El asesinato de Charlie Kirk, a primera vista, ha desatado en Estados Unidos reacciones decepcionantes y desalentadoras, demasiado previsibles. Cada bando se apresura a culpar al otro del clima de legitimación de la violencia política. Se trata, sobre todo, de las voces más estridentes, las que dominan en redes sociales y acaparan titulares en los medios tradicionales. Sin embargo, esas respuestas automáticas, previsibles y destructivas no reflejan toda la realidad del país.
Incluso entre los políticos ha habido excepciones notables. El gobernador republicano de Utah -donde ocurrió el ataque- pronunció un discurso ejemplar por su imparcialidad, evitando demonizar sólo al adversario. Y el gobernador de California, Gavin Newsom, uno de los demócratas más destacados y posible aspirante a la Casa Blanca, ya se había distinguido antes de la tragedia: había invitado a Kirk a su pódcast y reconoció que sus propios hijos lo respetaban y apreciaban. Tras el asesinato, reiteró ese gesto de estima.
También entre los expertos hay quienes intentan comprender a fondo qué está pasando, en lugar de limitarse a etiquetar, demonizar o exorcizar. En torno a los jóvenes, la radicalización y la violencia política, destacan dos análisis complementarios que convergen en una misma conclusión: en EEUU se están erosionando las normas que separan la política de la violencia.
La primera investigación subraya un factor estructural de largo plazo: la «sobreproducción de élites» universitarias, es decir, de jóvenes formados que no encuentran un lugar en las instituciones y corren el riesgo de volcarse hacia la revuelta armada.
La segunda pone el foco en una brecha generacional alarmante respecto a la forma de juzgar la violencia como respuesta al discurso político.
El sociólogo Jukka Savolainen (Wayne State University) sostiene que la violencia surge cuando la «clase del conocimiento» se queda sin salidas. Recuerda que las democracias occidentales ya vivieron ciclos de violencia liderados por jóvenes educados y desilusionados: Weather Underground en EEUU, la Fracción del Ejército Rojo en Alemania, las Brigadas Rojas en Italia o Acción Directa en Francia. Según él, si los intelectuales y profesionales son marginados de las instituciones, una minoría puede recurrir a la violencia. Retoma la hipótesis de Peter Turchin sobre la «sobreproducción de élites»: las sociedades generan más aspirantes a la élite de los que el sistema puede absorber.
Esto genera frustración, conflictos más agudos y alienación respecto al ámbito público y académico. Y medidas como las del Gobierno de Trump -recorte del sector público, eliminación de cuotas de diversidad, reducción de fondos para investigación- habrían intensificado la sensación de exclusión entre los más formados. En ese contexto, una vanguardia muy motivada puede cruzar la línea. Ejemplos: sabotajes ambientales (como los incendios de Teslas), militancia anarquista, choques entre el movimiento Antifa y la extrema derecha. La advertencia de Savolainen es clara: «Las sociedades que expulsan a sus intelectuales corren el riesgo de convertirlos en revolucionarios».

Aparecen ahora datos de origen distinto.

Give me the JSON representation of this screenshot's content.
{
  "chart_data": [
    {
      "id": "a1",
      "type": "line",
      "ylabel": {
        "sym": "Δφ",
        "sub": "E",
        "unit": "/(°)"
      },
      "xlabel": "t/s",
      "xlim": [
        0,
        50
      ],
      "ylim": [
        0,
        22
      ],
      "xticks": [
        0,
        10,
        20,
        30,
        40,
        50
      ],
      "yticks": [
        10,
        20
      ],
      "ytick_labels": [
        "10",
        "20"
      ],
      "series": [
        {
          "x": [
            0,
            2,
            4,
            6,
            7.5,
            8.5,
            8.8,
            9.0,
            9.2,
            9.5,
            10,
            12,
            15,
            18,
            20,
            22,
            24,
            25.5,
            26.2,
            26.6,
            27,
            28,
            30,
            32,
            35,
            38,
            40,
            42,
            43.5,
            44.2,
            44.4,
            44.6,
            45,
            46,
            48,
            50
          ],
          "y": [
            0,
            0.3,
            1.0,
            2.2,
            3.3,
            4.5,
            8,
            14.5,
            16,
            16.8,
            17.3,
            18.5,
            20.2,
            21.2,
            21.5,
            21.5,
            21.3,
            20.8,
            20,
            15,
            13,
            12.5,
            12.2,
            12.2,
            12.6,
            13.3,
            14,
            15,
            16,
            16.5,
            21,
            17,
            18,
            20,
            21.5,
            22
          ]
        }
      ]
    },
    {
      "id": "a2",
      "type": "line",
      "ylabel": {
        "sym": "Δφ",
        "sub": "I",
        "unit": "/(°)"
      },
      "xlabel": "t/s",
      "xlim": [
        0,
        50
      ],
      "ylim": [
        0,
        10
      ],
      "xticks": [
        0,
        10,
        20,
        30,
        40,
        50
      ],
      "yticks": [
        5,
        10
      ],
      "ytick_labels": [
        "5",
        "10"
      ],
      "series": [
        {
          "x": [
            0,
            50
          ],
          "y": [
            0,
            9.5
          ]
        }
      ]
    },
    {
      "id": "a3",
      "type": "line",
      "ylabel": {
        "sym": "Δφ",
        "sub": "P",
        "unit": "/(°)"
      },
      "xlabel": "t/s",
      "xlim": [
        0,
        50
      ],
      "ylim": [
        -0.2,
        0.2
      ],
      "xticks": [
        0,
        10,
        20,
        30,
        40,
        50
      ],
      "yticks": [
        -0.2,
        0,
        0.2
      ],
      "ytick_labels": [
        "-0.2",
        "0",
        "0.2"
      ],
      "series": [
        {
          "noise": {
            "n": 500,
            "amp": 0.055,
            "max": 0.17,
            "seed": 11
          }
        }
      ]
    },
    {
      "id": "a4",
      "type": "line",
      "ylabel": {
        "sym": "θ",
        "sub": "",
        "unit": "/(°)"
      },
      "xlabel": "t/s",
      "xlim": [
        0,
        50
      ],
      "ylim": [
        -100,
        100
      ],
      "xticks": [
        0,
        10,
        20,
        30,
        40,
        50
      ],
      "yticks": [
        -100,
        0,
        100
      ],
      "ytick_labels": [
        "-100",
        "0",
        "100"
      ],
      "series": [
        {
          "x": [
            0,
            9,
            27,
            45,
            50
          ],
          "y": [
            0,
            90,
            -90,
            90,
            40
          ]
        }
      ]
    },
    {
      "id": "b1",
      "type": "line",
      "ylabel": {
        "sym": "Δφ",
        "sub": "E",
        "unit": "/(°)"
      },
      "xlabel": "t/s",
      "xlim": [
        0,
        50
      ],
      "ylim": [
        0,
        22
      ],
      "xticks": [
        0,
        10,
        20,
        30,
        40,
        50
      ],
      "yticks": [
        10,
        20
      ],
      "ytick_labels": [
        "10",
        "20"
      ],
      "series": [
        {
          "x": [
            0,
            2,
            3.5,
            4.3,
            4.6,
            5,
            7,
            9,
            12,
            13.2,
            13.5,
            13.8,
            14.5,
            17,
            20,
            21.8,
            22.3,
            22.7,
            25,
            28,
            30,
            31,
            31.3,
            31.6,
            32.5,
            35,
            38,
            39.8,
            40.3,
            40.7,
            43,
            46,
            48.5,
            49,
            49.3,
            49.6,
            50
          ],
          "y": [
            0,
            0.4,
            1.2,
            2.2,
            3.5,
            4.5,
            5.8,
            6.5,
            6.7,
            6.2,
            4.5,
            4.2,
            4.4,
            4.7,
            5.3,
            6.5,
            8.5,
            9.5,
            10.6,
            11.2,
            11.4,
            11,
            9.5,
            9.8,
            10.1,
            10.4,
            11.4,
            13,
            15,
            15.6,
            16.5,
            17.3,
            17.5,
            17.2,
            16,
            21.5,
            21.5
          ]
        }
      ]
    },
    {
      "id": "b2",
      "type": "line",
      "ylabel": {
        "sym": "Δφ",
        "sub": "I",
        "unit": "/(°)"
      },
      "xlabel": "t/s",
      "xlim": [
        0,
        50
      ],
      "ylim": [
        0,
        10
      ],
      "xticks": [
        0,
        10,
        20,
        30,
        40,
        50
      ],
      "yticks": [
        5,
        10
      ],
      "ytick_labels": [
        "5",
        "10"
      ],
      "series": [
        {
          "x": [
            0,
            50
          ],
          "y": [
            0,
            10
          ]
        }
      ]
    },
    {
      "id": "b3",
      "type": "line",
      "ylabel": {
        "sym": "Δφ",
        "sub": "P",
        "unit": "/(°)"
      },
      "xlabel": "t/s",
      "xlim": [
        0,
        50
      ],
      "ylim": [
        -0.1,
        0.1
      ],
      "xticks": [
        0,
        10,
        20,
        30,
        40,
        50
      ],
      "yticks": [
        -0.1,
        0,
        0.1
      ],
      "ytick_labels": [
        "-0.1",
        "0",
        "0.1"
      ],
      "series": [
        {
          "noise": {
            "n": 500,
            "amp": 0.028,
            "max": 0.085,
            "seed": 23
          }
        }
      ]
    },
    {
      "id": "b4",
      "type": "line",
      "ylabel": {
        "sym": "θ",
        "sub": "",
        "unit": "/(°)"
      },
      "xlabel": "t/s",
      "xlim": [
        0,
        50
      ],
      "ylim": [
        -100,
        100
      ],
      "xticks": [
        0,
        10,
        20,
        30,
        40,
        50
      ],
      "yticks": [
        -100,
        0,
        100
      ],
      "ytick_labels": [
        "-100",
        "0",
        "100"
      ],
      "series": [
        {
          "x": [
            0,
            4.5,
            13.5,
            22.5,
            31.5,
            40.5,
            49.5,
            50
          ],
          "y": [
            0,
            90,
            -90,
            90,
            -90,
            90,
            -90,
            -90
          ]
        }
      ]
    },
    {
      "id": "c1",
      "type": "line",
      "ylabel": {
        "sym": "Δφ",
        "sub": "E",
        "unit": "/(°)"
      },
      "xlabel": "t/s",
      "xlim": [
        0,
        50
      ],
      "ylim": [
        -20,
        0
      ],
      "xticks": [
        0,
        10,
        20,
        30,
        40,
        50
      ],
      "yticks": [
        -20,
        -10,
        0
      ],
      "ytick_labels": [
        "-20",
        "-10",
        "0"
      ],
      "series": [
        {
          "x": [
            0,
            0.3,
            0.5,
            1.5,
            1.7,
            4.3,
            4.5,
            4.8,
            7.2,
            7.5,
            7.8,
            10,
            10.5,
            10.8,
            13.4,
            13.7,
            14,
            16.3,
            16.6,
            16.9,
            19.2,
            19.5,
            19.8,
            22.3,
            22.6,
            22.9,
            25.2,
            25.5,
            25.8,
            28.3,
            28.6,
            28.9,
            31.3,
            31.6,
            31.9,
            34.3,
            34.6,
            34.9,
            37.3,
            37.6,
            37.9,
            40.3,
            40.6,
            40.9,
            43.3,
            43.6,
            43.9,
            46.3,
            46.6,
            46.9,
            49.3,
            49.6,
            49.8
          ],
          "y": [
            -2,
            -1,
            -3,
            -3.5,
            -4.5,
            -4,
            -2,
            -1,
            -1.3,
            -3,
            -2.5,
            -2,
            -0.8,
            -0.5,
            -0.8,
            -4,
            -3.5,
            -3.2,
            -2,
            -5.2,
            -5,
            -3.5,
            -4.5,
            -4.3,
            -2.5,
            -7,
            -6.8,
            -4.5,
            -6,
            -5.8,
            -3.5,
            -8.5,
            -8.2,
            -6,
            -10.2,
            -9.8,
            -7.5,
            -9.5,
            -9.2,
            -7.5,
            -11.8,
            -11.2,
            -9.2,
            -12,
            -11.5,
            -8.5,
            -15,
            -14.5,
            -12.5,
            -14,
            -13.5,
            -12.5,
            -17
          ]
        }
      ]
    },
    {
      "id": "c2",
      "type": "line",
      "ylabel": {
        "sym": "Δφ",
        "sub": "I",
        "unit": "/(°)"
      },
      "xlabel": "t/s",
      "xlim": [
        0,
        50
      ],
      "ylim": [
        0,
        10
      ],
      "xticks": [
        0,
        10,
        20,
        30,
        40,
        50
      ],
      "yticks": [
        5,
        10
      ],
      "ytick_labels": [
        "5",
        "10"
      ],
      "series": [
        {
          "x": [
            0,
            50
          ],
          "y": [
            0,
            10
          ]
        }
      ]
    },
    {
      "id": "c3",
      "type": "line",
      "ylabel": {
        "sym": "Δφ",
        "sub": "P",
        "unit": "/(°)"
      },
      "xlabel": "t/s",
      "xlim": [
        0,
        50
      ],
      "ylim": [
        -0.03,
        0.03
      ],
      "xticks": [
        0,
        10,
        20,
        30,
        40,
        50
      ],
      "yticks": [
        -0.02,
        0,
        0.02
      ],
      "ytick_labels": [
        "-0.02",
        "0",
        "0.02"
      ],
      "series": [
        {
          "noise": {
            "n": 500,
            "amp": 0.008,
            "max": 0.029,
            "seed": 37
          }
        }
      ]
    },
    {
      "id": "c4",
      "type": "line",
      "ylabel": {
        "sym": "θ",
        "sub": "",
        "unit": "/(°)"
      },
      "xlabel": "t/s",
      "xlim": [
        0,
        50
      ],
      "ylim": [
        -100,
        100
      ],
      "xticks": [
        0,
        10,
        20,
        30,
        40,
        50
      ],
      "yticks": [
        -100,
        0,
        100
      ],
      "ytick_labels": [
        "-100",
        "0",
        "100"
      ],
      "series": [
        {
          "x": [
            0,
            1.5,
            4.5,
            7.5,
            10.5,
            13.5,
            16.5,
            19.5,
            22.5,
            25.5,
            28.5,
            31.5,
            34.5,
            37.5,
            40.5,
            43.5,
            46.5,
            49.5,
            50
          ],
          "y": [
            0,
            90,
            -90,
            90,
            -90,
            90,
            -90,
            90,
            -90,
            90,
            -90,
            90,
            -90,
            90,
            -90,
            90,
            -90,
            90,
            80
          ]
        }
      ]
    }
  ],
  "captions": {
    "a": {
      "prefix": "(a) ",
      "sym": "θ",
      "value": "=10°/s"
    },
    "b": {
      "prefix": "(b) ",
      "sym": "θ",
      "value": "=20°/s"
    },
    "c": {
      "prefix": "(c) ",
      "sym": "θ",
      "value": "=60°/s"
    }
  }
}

Por su parte, Kevin Wallsten (California State University, Long Beach) analiza unas encuestas que sirven de barómetro generacional de la violencia como respuesta a discursos considerados inaceptables. Según los rankings de FIRE [Foundation for Individual Rights and Expression] sobre libertad de expresión en la universidad, más de un tercio de los estudiantes ve justificable el uso de la fuerza para impedir una conferencia en el campus. Y este fenómeno no se limita a las universidades: afecta a los jóvenes en general.
La brecha generacional es llamativa. En una encuesta nacional, casi el 80% de los estadounidenses rechaza categóricamente la violencia para silenciar opiniones ofensivas, con cifras similares entre demócratas (77%), independientes (80%) y republicanos (82%). Pero mientras entre los baby boomers el rechazo llega al 93%, baja al 86% en la generación X, al 71% en los millennials y hasta el 58% en la generación Z. Es decir, cuatro de cada diez jóvenes no descartan la violencia como respuesta a un discurso intolerable. Y no hay diferencias entre quienes estudian en la universidad y quienes no.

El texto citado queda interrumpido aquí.